SUMMARY/ABSTRACT
The overarching goal of this proposal is to identify and characterize mechanistic pathways in astrocytes
responsible for changes in drug-evoked structural and synaptic plasticity that underlie the maladaptive behavior
in opioid drug abuse. Astrocytes are a logical focus for these studies, as they are intimately involved in diverse
neuronal function, including modulation of synaptic function and plasticity, regulating concentrations of the
excitatory neurotransmitter glutamate, and yet secrete and response to neuroinflammatory cytokines,
chemokines, and growth factors. These processes are themselves regulated by autophagy: the process by which
cells both engage in orderly degradation and recycling of cellular components as well as balancing energy
metabolism. Although astrocyte-mediated excitation and inflammation have been implicated in neuroadaptations
and drug-seeking behavior, the role of astrocytes autophagy in the mechanism underlying the intersection
between the glutamate system and neuroimmune signaling, is not well understood. Findings from our lab showed
that a key autophagy protein, Beclin1, is strongly associated with the secretion of cytokines, chemokines, and
growth factors released from glia and neurons.
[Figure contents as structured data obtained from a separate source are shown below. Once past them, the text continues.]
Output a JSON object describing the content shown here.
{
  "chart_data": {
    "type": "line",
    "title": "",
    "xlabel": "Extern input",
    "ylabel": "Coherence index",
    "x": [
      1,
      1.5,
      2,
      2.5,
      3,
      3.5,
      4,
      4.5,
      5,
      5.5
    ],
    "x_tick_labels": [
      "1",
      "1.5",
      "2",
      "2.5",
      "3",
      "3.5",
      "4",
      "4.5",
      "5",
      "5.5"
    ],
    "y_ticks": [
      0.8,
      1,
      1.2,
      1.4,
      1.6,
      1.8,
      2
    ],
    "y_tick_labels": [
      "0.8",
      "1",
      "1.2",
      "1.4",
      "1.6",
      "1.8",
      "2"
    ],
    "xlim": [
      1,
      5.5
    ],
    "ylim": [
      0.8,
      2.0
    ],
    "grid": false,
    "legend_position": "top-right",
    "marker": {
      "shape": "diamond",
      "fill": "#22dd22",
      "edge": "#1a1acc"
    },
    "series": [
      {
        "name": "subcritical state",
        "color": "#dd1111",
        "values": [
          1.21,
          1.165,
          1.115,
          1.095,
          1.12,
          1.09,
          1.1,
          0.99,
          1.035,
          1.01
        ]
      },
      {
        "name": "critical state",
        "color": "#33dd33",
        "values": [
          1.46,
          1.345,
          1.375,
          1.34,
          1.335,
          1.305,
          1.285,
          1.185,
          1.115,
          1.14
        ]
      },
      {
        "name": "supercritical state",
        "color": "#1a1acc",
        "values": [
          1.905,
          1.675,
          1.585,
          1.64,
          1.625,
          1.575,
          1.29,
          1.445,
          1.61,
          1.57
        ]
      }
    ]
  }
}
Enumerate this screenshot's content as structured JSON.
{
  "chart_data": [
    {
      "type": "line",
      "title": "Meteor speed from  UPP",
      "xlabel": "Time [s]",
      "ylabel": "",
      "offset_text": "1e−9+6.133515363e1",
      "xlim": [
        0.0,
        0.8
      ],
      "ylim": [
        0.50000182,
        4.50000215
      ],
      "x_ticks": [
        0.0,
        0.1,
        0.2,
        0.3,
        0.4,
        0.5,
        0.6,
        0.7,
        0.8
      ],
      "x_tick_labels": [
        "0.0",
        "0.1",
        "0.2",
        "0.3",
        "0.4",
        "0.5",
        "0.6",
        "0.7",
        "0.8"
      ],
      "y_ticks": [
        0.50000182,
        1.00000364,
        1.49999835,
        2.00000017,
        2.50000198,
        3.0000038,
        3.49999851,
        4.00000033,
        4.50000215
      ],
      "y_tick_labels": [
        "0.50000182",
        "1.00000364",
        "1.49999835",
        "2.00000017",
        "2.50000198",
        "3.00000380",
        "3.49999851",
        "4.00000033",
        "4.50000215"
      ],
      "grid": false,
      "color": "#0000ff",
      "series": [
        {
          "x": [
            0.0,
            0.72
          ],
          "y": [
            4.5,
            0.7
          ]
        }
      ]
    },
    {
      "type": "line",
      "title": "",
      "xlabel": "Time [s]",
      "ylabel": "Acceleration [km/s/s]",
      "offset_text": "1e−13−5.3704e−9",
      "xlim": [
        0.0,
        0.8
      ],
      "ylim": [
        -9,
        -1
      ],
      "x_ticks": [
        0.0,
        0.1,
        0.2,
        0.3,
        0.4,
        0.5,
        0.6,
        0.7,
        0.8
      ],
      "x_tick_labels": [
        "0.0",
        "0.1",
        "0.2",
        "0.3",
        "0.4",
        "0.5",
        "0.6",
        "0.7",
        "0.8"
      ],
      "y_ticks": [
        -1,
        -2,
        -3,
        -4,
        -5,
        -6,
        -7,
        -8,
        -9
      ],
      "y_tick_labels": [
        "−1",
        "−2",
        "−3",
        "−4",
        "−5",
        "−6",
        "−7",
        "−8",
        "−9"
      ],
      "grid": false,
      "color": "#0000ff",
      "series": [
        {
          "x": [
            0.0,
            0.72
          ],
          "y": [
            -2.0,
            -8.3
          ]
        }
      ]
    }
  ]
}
We also showed that activation of autophagy increases glutamate
uptake along with glutamate transporters expressed in astrocytes, collectively establishing a strong premise for
the current proposed investigations. Extending our initial studies, here we hypothesize that autophagy-
mediated neuroimmune signaling and glutamate metabolism in astrocytes ± HIV alters neuronal circuitry
to promote opioid use disorder (OUD) and abuse. Since opioid and HIV-infection are common comorbidities,
and opioids are commonly prescribed to HIV-infected individuals experiencing pain, studies will include
assessment of HIV-infection through use of EcoHIV in a series of mouse models, facilitating the needed
behavioral, neuroanatomical, and mechanistic studies to address the current knowledge gap. In Specific Aim
(SA) 1 we will use Becn1+/- and Becn1+/+ mice to define the role of astrocyte autophagy with or without HIV and/or
chronic opioid exposure on the progression and magnitude of opioid addiction, withdrawal, long-term abstinence,
and relapse in validated behavioral models. In SA 2 we will use brain tissue harvested from mice tested in Aim
1 to decipher the interlink between excitation and inflammation-evoked changes in neurochemical and
neuroanatomical plasticity and maladaptive behavior in opioid drug abuse (with or without HIV), through the lens
of astrocytes autophagy. In SA 3 we will use brain cells to further investigate the mechanisms by which Beclin1
interacts with the µ-opioid receptor and/or associated proteins and analyze how Beclin1 activity modulates
endolysosomal trafficking and degradation of MOR intracellular trafficking in brain cells in response to opioid
(with and without HIV). Findings are expected to produce mechanistic insights into how autophagy regulates the
underlying crosstalk between astrocytes and neuronal circuitry mediating OUD and abuse behaviors, yielding
both novel therapeutic targets for development and strategies for preventing OUD in at risk HIV populations.